Boston Red Sox: Why Bobby Valentine Should Quit Right Now

Tom FitzContributor IIIAugust 5, 2012

BOSTON, MA - JULY 20: Manager Bobby Valentine #25 of the Boston Red Sox gestures after changing pitchers in the 9th inning against the Toronto Blue Jays during the game on July 20, 2012 at Fenway Park in Boston, Massachusetts.  (Photo by Jared Wickerham/Getty Images)
Jared Wickerham/Getty Images

It is time for Bobby Valentine to quit his job. Not tomorrow, not at the end of the season—right now.

Notice I did not say fired. He should not be fired. The front office put Valentine in a bad position to start the season by not allowing him to choose his own coaching staff.

While choosing his own coaching staff would have been a nice luxury, it hardly should make or break a season. But it is a symptom of just how poorly this entire organization has been run this season.

This starts with the front office’s treatment of Valentine as a manager.

Valentine called out Youkilis at the beginning of the season. This seemed like a very Valentine-like move. Wasn’t this exactly the type of anti-Terry Francona type of managerial move the Red Sox got Valentine for in the first place?

Well, I guess not.

Per Steven Buckley of the Boston Herald, Valentine said Youkilis wasn’t “as physically or emotionally into the game as he has been in the past.”  

Boston GM Ben Cherington responded by backing up the player and not the manager. Cherington said (via CBS Boston):

First of all, the way he expressed that was not the best way to express that. He said the same thing to Kevin and apologized. I think we’ll all learn from it and be able to handle it differently. 

Dustin Pedroia felt the need to weigh in on the debate and told Valentine through the press, “That’s not the way we do things around here” (h/t Boston Herald).

There was no outcry about Pedroia calling out his manager. The front office did not remind him, at least publicly, the way the Red Sox did things before Valentine turned out to be a complete disaster.

So basically Valentine had to apologize for being, well…Valentine.

Tony Massarotti of the Boston Globe wrote:

Valentine came with a reputation for being a pot-stirrer and verbally provocative. And yet, at the first sign of provocation, Red Sox officials effectively neutered Valentine.

If the front office had no intention of getting behind the man they hired to take the helm of a ship that crashed and burned last September, why would the players ever listen to him?

We can leave on-field decisions for a different time. This is a matter of personality.

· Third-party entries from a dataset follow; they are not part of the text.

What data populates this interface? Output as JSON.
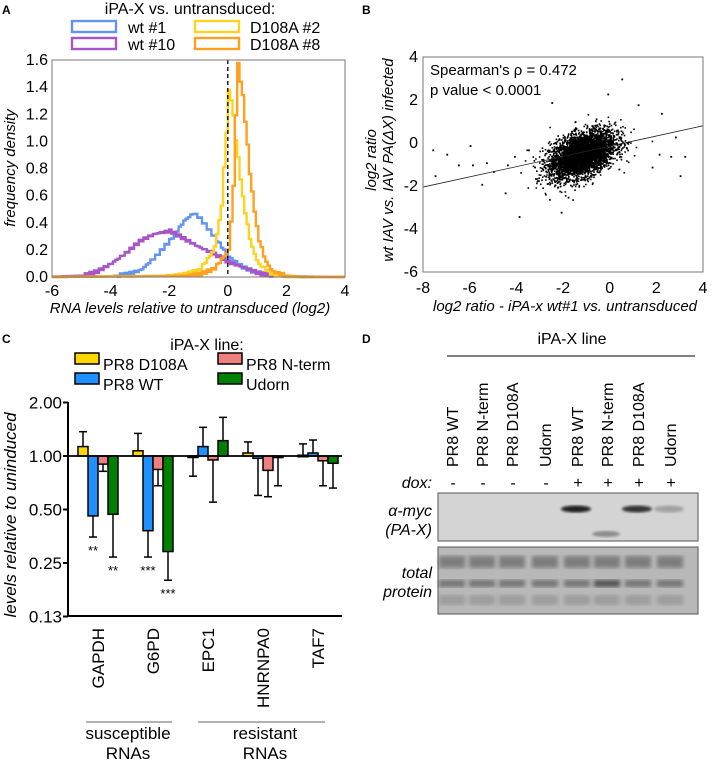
{
  "chart_data": [
    {
      "panel": "A",
      "type": "line",
      "subtype": "step-histogram",
      "legend_title": "iPA-X vs. untransduced:",
      "xlabel": "RNA levels relative to untransduced (log2)",
      "ylabel": "frequency density",
      "xlim": [
        -6,
        4
      ],
      "ylim": [
        0,
        1.6
      ],
      "xticks": [
        "-6",
        "-4",
        "-2",
        "0",
        "2",
        "4"
      ],
      "yticks": [
        "0.0",
        "0.2",
        "0.4",
        "0.6",
        "0.8",
        "1.0",
        "1.2",
        "1.4",
        "1.6"
      ],
      "reference_line_x": 0,
      "series": [
        {
          "name": "wt #1",
          "color": "#6495ED",
          "points": [
            [
              -6,
              0
            ],
            [
              -4,
              0.005
            ],
            [
              -3.5,
              0.02
            ],
            [
              -3,
              0.05
            ],
            [
              -2.5,
              0.15
            ],
            [
              -2,
              0.27
            ],
            [
              -1.5,
              0.42
            ],
            [
              -1.2,
              0.47
            ],
            [
              -1,
              0.44
            ],
            [
              -0.5,
              0.3
            ],
            [
              0,
              0.15
            ],
            [
              0.5,
              0.07
            ],
            [
              1,
              0.03
            ],
            [
              1.5,
              0.01
            ],
            [
              2,
              0
            ],
            [
              4,
              0
            ]
          ]
        },
        {
          "name": "wt #10",
          "color": "#A855C8",
          "points": [
            [
              -6,
              0.003
            ],
            [
              -5,
              0.01
            ],
            [
              -4.5,
              0.04
            ],
            [
              -4,
              0.1
            ],
            [
              -3.5,
              0.18
            ],
            [
              -3,
              0.27
            ],
            [
              -2.5,
              0.32
            ],
            [
              -2,
              0.34
            ],
            [
              -1.5,
              0.28
            ],
            [
              -1,
              0.22
            ],
            [
              -0.5,
              0.17
            ],
            [
              0,
              0.11
            ],
            [
              0.5,
              0.07
            ],
            [
              1,
              0.03
            ],
            [
              1.5,
              0.01
            ],
            [
              2,
              0.005
            ],
            [
              3,
              0.002
            ],
            [
              4,
              0
            ]
          ]
        },
        {
          "name": "D108A #2",
          "color": "#FFD21F",
          "points": [
            [
              -6,
              0
            ],
            [
              -2.5,
              0.005
            ],
            [
              -1.5,
              0.02
            ],
            [
              -1,
              0.05
            ],
            [
              -0.5,
              0.2
            ],
            [
              -0.25,
              0.5
            ],
            [
              -0.1,
              1.0
            ],
            [
              0,
              1.37
            ],
            [
              0.1,
              1.3
            ],
            [
              0.25,
              1.0
            ],
            [
              0.5,
              0.55
            ],
            [
              0.75,
              0.25
            ],
            [
              1,
              0.1
            ],
            [
              1.5,
              0.02
            ],
            [
              2,
              0
            ],
            [
              4,
              0
            ]
          ]
        },
        {
          "name": "D108A #8",
          "color": "#FFA020",
          "points": [
            [
              -6,
              0
            ],
            [
              -1.5,
              0.01
            ],
            [
              -1,
              0.02
            ],
            [
              -0.5,
              0.06
            ],
            [
              0,
              0.2
            ],
            [
              0.15,
              0.6
            ],
            [
              0.3,
              1.6
            ],
            [
              0.5,
              1.3
            ],
            [
              0.75,
              0.7
            ],
            [
              1,
              0.3
            ],
            [
              1.25,
              0.12
            ],
            [
              1.5,
              0.04
            ],
            [
              2,
              0.01
            ],
            [
              2.5,
              0
            ],
            [
              4,
              0
            ]
          ]
        }
      ]
    },
    {
      "panel": "B",
      "type": "scatter",
      "xlabel": "log2 ratio - iPA-x wt#1 vs. untransduced",
      "ylabel_line1": "log2 ratio",
      "ylabel_line2": "wt IAV vs. IAV PA(ΔX) infected",
      "xlim": [
        -8,
        4
      ],
      "ylim": [
        -6,
        4
      ],
      "xticks": [
        "-8",
        "-6",
        "-4",
        "-2",
        "0",
        "2",
        "4"
      ],
      "yticks": [
        "-6",
        "-4",
        "-2",
        "0",
        "2",
        "4"
      ],
      "annotation_line1": "Spearman's ρ = 0.472",
      "annotation_line2": "p value < 0.0001",
      "regression_line": [
        [
          -8,
          -2.05
        ],
        [
          4,
          0.8
        ]
      ],
      "cluster": {
        "center": [
          -1.2,
          -0.5
        ],
        "sd": [
          0.7,
          0.55
        ],
        "correlation": 0.45,
        "n": 4000
      },
      "outliers": [
        [
          -7.6,
          -0.3
        ],
        [
          -7.5,
          -1.5
        ],
        [
          -7,
          -0.5
        ],
        [
          -6.5,
          -1.0
        ],
        [
          -6,
          -0.1
        ],
        [
          -5.9,
          -1.0
        ],
        [
          -5.5,
          -1.9
        ],
        [
          -5.3,
          -0.9
        ],
        [
          -5,
          -1.3
        ],
        [
          -4.5,
          -2.3
        ],
        [
          -4.4,
          -1.0
        ],
        [
          -4.1,
          -0.6
        ],
        [
          -3.9,
          -3.4
        ],
        [
          -3.5,
          -0.3
        ],
        [
          -2.6,
          -2.6
        ],
        [
          -2.1,
          -3.2
        ],
        [
          -2.5,
          1.9
        ],
        [
          -1.8,
          -2.5
        ],
        [
          0.5,
          3.0
        ],
        [
          -0.1,
          2.3
        ],
        [
          1.2,
          1.8
        ],
        [
          2.2,
          1.4
        ],
        [
          2.1,
          -0.5
        ],
        [
          2.6,
          -0.6
        ],
        [
          3.0,
          -1.5
        ],
        [
          3.2,
          -0.6
        ],
        [
          2.8,
          0.3
        ],
        [
          1.8,
          -1.1
        ]
      ]
    },
    {
      "panel": "C",
      "type": "bar",
      "legend_title": "iPA-X line:",
      "ylabel": "levels relative to uninduced",
      "yscale": "log2",
      "ylim": [
        0.125,
        2.0
      ],
      "yticks": [
        "0.13",
        "0.25",
        "0.50",
        "1.00",
        "2.00"
      ],
      "categories": [
        "GAPDH",
        "G6PD",
        "EPC1",
        "HNRNPA0",
        "TAF7"
      ],
      "groups": [
        {
          "label_line1": "susceptible",
          "label_line2": "RNAs",
          "categories": [
            "GAPDH",
            "G6PD"
          ]
        },
        {
          "label_line1": "resistant",
          "label_line2": "RNAs",
          "categories": [
            "EPC1",
            "HNRNPA0",
            "TAF7"
          ]
        }
      ],
      "series": [
        {
          "name": "PR8 D108A",
          "color": "#FFD700",
          "values": [
            1.13,
            1.07,
            1.0,
            1.04,
            1.01
          ],
          "error_to": [
            1.37,
            1.34,
            0.77,
            1.2,
            1.17
          ],
          "significance": [
            "",
            "",
            "",
            "",
            ""
          ]
        },
        {
          "name": "PR8 WT",
          "color": "#1E90FF",
          "values": [
            0.46,
            0.38,
            1.13,
            0.97,
            1.04
          ],
          "error_to": [
            0.35,
            0.27,
            1.45,
            0.6,
            1.23
          ],
          "significance": [
            "**",
            "***",
            "",
            "",
            ""
          ]
        },
        {
          "name": "PR8 N-term",
          "color": "#F08080",
          "values": [
            0.9,
            0.84,
            0.95,
            0.83,
            0.94
          ],
          "error_to": [
            0.82,
            0.68,
            0.55,
            0.59,
            0.68
          ],
          "significance": [
            "",
            "",
            "",
            "",
            ""
          ]
        },
        {
          "name": "Udorn",
          "color": "#008000",
          "values": [
            0.47,
            0.29,
            1.22,
            0.98,
            0.91
          ],
          "error_to": [
            0.27,
            0.2,
            1.65,
            0.68,
            0.66
          ],
          "significance": [
            "**",
            "***",
            "",
            "",
            ""
          ]
        }
      ]
    }
  ],
  "panel_labels": [
    "A",
    "B",
    "C",
    "D"
  ],
  "blot": {
    "title": "iPA-X line",
    "dox_label": "dox:",
    "lanes": [
      {
        "name": "PR8 WT",
        "dox": "-",
        "myc_band": 0
      },
      {
        "name": "PR8 N-term",
        "dox": "-",
        "myc_band": 0
      },
      {
        "name": "PR8 D108A",
        "dox": "-",
        "myc_band": 0
      },
      {
        "name": "Udorn",
        "dox": "-",
        "myc_band": 0
      },
      {
        "name": "PR8 WT",
        "dox": "+",
        "myc_band": 0.9
      },
      {
        "name": "PR8 N-term",
        "dox": "+",
        "myc_band": 0.4
      },
      {
        "name": "PR8 D108A",
        "dox": "+",
        "myc_band": 0.8
      },
      {
        "name": "Udorn",
        "dox": "+",
        "myc_band": 0.25
      }
    ],
    "row1_label_line1": "α-myc",
    "row1_label_line2": "(PA-X)",
    "row2_label_line1": "total",
    "row2_label_line2": "protein"
  }
}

The Red Sox knew what they were getting with Valentine, then acted surprised when he spoke his mind.

This would be like hiring Chris Rock to perform at your kid’s birthday party and acting shocked because his jokes were dirty.

But the final situation, the one that should make Valentine walk out the front door of Fenway Park and never look back, is the Will Middlebrooks situation.

According to Dan Duquette, Jr. of

Valentine told WEEI's the Big Show that team ownership approached him only once this season about his communication with the players, after being overly sarcastic to the Sox third baseman.

After Middlebrooks had a rough inning in the field earlier in the season, Valentine told WEEI he sarcastically said to Middlebrooks, “Nice inning, Will” (h/t WEEI).

Not exactly the worst thing a manager has ever said to a player.

But apparently it was enough for the front office to once again strip even more authority from Valentine.

Once again Valentine had to apologize for being Valentine.

Rob Bradford of WEEI tweeted: 

Valentine said Middlebrooks comment on @weei was "stupidest thing I've said on radio" Went on to explain story again

— Rob Bradford (@bradfo) August 2, 2012

It is time for this strange union to end. The marriage of Valentine to the Boston Red Sox seems to have been conjured up by some sort of baseball devil—one that was destined to fail.

But Valentine should be the one who demands the divorce. He should get the last word and not give Boston’s front office the chance to fire him. It would be Valentine's final act as a member of the Red Sox organization, one that may actually make the front office take responsibility for themselves.